Fake news websites have been profiting from advertising platforms on Facebook and Google iStock

Facebook and Google have finally stepped up their attempts to stop the spread of misinformation online, an issue that has come to a head following Donald Trump's election as the next US president. Both companies have been accused of allowing fake news stories to proliferate on their platforms, which critics believe could have influenced voting decisions.

While Facebook CEO Mark Zuckerberg has attempted to play down the role his company has had in allowing misleading news articles to spread online, reports suggest that it is now investigating whether Facebook played a role in Trump's election.

Google is accused of allowing dubious information to spread online via search results, and both companies have now committed to banning news sources that use their advertising platforms to generate money from fake stories.

Here is a look at some of the biggest loads of nonsense they let slip through the net.

1. The Pope endorsed Donald Trump

In July, website WTOE 5 News reported that Pope Francis had made the "unprecedented decision" to endorse Republican candidate Trump's presidential campaign. The website even posted a statement claiming to be from the Pope in which he derided Hillary Clinton and accused the FBI of being corrupt. The article was shared 98,000 times on Facebook, despite having no factual basis behind it.

2. The Clintons had an FBI agent assassinated and made it look like a murder-suicide

Days before the presidential election, the Denver Guardian reported that one of the FBI agents investigating Hillary Clinton's use of private e-mail had been found dead alongside his wife in an apparent murder-suicide. The website claimed that the agent, 45-year-old Michael Brown, shot and killed his wife before setting fire to their home in Walkerville, Maryland, and turning the gun on himself. It went on to suggest that the murder-suicide was in fact a "hit job" – that is, an assassination – organised by the Clintons themselves.

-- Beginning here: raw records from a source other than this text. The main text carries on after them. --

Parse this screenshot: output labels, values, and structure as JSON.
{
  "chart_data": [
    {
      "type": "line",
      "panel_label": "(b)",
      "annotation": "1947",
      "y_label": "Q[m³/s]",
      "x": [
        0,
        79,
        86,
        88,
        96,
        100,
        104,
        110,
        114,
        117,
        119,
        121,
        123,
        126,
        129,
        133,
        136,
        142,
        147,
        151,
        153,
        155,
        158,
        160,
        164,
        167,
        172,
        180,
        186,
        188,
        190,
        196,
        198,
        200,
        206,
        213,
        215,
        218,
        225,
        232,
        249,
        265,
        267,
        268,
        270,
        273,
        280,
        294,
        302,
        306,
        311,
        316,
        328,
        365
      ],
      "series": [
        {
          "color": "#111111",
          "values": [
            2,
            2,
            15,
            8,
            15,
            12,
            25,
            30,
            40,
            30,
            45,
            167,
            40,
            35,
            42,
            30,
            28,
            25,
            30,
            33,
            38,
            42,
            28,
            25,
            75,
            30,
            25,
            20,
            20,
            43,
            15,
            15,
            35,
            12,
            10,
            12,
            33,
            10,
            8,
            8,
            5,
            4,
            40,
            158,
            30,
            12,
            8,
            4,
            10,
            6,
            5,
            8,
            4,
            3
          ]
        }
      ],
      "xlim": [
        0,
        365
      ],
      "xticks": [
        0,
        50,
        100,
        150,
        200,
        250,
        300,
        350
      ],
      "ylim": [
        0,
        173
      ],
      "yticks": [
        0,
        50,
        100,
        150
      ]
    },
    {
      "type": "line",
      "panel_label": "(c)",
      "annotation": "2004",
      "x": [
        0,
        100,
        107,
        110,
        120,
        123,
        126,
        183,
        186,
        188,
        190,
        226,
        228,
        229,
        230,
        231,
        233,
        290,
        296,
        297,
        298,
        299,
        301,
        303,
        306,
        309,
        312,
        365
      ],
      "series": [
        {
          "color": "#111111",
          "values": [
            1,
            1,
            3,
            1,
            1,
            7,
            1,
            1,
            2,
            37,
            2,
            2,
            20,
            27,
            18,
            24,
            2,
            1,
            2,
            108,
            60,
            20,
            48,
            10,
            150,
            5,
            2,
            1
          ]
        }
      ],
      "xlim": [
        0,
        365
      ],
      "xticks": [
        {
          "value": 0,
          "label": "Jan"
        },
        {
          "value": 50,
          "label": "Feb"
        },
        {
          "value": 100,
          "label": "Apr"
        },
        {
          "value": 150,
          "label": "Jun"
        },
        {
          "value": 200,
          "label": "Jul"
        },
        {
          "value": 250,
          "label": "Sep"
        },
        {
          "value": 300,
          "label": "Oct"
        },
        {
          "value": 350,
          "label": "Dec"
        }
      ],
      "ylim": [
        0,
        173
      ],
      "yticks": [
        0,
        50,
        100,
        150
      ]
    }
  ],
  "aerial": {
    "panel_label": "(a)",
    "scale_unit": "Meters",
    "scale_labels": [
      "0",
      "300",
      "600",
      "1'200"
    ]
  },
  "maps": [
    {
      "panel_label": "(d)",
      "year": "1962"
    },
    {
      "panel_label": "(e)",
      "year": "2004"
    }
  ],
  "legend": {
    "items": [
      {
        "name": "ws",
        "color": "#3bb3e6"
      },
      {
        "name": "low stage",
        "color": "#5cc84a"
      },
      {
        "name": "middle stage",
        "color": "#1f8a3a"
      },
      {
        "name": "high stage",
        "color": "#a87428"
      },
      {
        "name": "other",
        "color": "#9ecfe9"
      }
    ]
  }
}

Denver Guardian fake FBI assassination
The website suggested that the Clintons had an FBI agent assassinated Denver Guardian

This news story is entirely fabricated. There is no Walkerville (it's Walkersville, for the record), and while the Denver Guardian claims to be "Denver's oldest news source," the fake news website was only set up in 2016.

3. Donald Trump won the popular vote

On 14 November, blog 70news claimed that Donald Trump had won the popular vote after receiving 62,972,226 votes to Hillary Clinton's 62,277,750. The website cited "Twitter posts" as its sources, specifically a user by the name of Michael, who posted the figures on social media without providing a source of his own.

In fact, the current popular vote count sees Hillary Clinton with 61.8 million votes compared to Trump's 60.9 million.

4. Kurt Cobain predicted a Trump victory

An image posted to a pro-Trump Facebook page in July suggested that late Nirvana frontman Kurt Cobain predicted that Trump would end up as US president. The image was captioned with a supposed quote by the singer made in 1993, reading: "In the end I believe my generation will surprise everyone. We already know that both political parties are playing both sides from the middle and we'll elect a true outsider when we fully mature.

"I wouldn't be surprised if it's not a business tycoon who can't be bought and who does what's right for the people. Someone like Donald Trump as crazy as that sounds."

Other than there being absolutely no record of Cobain ever making such a statement, the misspelling of "Kurt" as "Curt" should also have been an immediate alarm bell.

5. Denzel Washington endorsed Trump

Several "news websites" reported that Hollywood actor Denzel Washington had thrown his weight behind Donald Trump's presidency after labelling Obama's agenda "anti-Christian". The story originated from AmericaNews24, a clearly hastily-slapped together website with no contact details and little in the way of actual news at all.

Of Trump, the actor allegedly said: "We need more and more jobs. Unemployment is way up here. He's hired more employees, more people, than anyone I know in the world...I believe in him first of all because he's a businessman. I think jobs are badly needed."

These words can in fact be accredited to Charles Evers, brother of late civil rights activist Medgar Evers, in a March interview with the New York Post.